CHP Genel Başkan Yardımcısının bir TV kanalında Dersim olayları hakkında:
"Ben CHP adına, Genel Başkanım adına o zaman acı çeken herkesten özür diliyorum" demesi geniş kitleler üzerinde büyük tepki yaratmıştır.
 
 CHP'nin bir yöneticisi, nasıl olur da Dersim olayından ötürü devleti, Atatürk'ü ve Atatürk dönemini suçlu ilan etmeye ve yapılanlardan dolayı özür dilemeye kalkışır?
Yetkililer tarafından bu durumun bir açıklamasının yapılacağını umarız. 
Bir defa Dersim olayında suçu kim işlemiştir?

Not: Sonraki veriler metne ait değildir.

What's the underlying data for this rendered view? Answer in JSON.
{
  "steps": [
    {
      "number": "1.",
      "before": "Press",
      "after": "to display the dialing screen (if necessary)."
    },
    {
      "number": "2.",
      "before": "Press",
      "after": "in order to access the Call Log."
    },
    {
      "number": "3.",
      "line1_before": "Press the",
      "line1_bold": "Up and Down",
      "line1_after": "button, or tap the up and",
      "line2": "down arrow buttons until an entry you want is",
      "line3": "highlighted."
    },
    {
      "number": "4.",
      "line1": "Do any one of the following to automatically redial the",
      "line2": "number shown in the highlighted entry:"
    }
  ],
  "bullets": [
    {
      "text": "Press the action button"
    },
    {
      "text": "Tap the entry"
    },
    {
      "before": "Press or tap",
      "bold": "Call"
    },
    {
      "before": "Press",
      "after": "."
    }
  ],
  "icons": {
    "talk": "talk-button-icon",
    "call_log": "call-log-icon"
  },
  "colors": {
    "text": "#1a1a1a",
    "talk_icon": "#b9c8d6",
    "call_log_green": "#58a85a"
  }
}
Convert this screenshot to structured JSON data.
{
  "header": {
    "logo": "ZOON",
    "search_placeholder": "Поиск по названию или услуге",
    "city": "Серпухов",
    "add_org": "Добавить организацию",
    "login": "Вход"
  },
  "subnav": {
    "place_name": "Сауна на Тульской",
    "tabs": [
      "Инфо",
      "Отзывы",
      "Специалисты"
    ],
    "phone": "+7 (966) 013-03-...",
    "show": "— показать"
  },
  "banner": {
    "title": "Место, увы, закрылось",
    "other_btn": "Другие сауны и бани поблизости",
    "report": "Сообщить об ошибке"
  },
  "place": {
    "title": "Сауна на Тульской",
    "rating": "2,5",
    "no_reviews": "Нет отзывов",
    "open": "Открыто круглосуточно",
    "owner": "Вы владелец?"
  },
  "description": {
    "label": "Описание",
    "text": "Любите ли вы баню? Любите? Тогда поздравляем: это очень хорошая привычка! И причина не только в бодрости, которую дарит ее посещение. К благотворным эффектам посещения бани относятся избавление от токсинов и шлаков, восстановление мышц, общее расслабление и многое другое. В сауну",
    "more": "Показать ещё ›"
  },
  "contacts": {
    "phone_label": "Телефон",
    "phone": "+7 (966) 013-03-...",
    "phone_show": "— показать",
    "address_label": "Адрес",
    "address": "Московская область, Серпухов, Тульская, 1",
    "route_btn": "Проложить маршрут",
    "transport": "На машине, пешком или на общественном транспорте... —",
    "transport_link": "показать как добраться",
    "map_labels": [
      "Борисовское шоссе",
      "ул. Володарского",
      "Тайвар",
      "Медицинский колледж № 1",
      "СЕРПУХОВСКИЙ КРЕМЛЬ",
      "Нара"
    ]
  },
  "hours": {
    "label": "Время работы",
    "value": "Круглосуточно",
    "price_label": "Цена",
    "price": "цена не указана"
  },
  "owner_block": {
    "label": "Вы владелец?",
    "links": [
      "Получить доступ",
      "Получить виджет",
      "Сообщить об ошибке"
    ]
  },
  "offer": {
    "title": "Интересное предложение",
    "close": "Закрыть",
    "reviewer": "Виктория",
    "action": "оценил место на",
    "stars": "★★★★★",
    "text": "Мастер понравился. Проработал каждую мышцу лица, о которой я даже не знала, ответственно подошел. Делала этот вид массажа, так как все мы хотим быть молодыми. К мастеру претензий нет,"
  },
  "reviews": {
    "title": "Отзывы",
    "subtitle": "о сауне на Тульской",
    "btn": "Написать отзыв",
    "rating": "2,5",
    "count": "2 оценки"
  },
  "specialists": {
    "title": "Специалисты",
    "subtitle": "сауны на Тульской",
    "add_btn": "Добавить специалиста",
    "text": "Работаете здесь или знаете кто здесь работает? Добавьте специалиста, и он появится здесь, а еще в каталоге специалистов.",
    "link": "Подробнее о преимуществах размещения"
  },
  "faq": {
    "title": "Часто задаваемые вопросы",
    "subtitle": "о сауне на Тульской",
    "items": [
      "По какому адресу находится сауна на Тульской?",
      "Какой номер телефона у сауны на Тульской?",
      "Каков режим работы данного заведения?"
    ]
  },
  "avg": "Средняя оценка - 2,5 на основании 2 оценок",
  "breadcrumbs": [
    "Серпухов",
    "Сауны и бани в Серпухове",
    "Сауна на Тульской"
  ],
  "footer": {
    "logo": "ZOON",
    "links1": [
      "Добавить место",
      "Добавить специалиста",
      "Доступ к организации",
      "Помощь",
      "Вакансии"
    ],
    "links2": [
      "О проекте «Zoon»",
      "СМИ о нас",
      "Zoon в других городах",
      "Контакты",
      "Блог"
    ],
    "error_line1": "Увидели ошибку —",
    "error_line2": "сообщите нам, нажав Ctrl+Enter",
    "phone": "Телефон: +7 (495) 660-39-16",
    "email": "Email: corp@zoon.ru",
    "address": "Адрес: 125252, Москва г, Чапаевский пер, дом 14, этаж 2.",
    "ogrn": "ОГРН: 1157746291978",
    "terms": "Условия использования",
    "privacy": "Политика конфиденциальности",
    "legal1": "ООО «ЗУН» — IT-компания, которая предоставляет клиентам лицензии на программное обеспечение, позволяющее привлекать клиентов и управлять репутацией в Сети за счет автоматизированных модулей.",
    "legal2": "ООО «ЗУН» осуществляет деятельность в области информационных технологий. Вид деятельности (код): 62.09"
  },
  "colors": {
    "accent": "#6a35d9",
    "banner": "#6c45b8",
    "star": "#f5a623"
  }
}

Dersim'de devlete yönelik bir başkaldırı, bir isyan olmuştur. İsyancılar, "İlimize karakol yapılmayacak, köprü, okul ve yol yapılmayacak, silahlarımıza dokunulmayacak, vergimizi de pazarlık usulü ile vereceğiz" diye devlete kafa tutuyorlar, askere saldırıyorlar, karakolları basıyorlar, köprüleri yıkıyorlar, kanun nizam tanımıyorlardı. Bugün olduğu gibi… Bu durumda isyan edenler değil de, isyanı bastıran devlet mi suçlu olur? Devlet, şer güç değil, meşru güçtür. Tabii ki bastırma sırasında bir takım yanlışlıklar yapılmış, kurunun yanında yaş da yanmış olabilir. Bu konuda hüküm yürütmek için o günün şartlarını ve imkânlarını bilmek gerek.
Yakın geçmişte bir devlet büyüğümüzün dediği gibi: "Kimse tarihten husumet çıkarmaya kalkışmasın!"
Tarihi konuları, tarihçilere bırakmak daha doğru olmaz mı?